Telegram is a messaging service known for its encryption. It is a popular application — more than 100 million users — but not nearly as widely used as WhatsApp, Facebook messenger, or China’s WeChat.

Why then is it raising billions of dollars through a vehicle called an Initial Coin Offering, or ICO?

ICO

First, a definition. An ICO is, basically, an unregulated crowdfunding campaign. In exchange for future cryptocurrency — coins — people provide real money or currently used cryptocurrencies.

By raising money through an open, unregulated process, an ICO allows a startup to bypass the traditional venture capital or debt financing systems. Rather than investor due diligence, an ICO follows the release of a technical white paper describing the company’s underlying technology. Here’s the Telegram white paper.

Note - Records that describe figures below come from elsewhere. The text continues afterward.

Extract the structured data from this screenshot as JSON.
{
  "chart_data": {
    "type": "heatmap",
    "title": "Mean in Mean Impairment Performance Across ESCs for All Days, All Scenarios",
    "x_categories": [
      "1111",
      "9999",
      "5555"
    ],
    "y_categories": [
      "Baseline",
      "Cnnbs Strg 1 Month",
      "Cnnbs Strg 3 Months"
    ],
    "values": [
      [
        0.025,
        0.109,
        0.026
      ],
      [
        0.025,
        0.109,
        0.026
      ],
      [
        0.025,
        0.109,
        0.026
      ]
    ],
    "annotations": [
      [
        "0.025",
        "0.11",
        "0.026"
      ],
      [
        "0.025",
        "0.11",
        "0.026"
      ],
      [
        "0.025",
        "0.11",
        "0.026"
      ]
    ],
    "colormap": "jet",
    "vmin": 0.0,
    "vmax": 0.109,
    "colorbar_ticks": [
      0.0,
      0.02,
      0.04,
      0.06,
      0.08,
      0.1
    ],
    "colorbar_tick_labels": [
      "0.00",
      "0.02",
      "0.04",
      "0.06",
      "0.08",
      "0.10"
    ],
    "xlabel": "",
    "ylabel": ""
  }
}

While ICOs are relatively new, they have generated serious capital. Filecoin raised $250 million in its ICO. Tezos — which describes itself as “a new digital commonwealth” — raised $230 million. Several others topped $100 million.

MIT professor Christian Catalini is skeptical. He says they lack details on distribution, decision-making, and overall process control. Even the Wolf of Wall Street, someone who would know, is calling ICOs the biggest scam ever.

Like most things in modern technology, ICOs have hardcore supporters, mostly from the technology community. The American SEC is not one of them: “Fraudsters often try to use the lure of new and emerging technologies to convince potential victims to invest their money in scams.”

Some of Silicon Valley’s most respected investors — Kleiner, Benchmark, and Sequoia — are looking to test that hypothesis.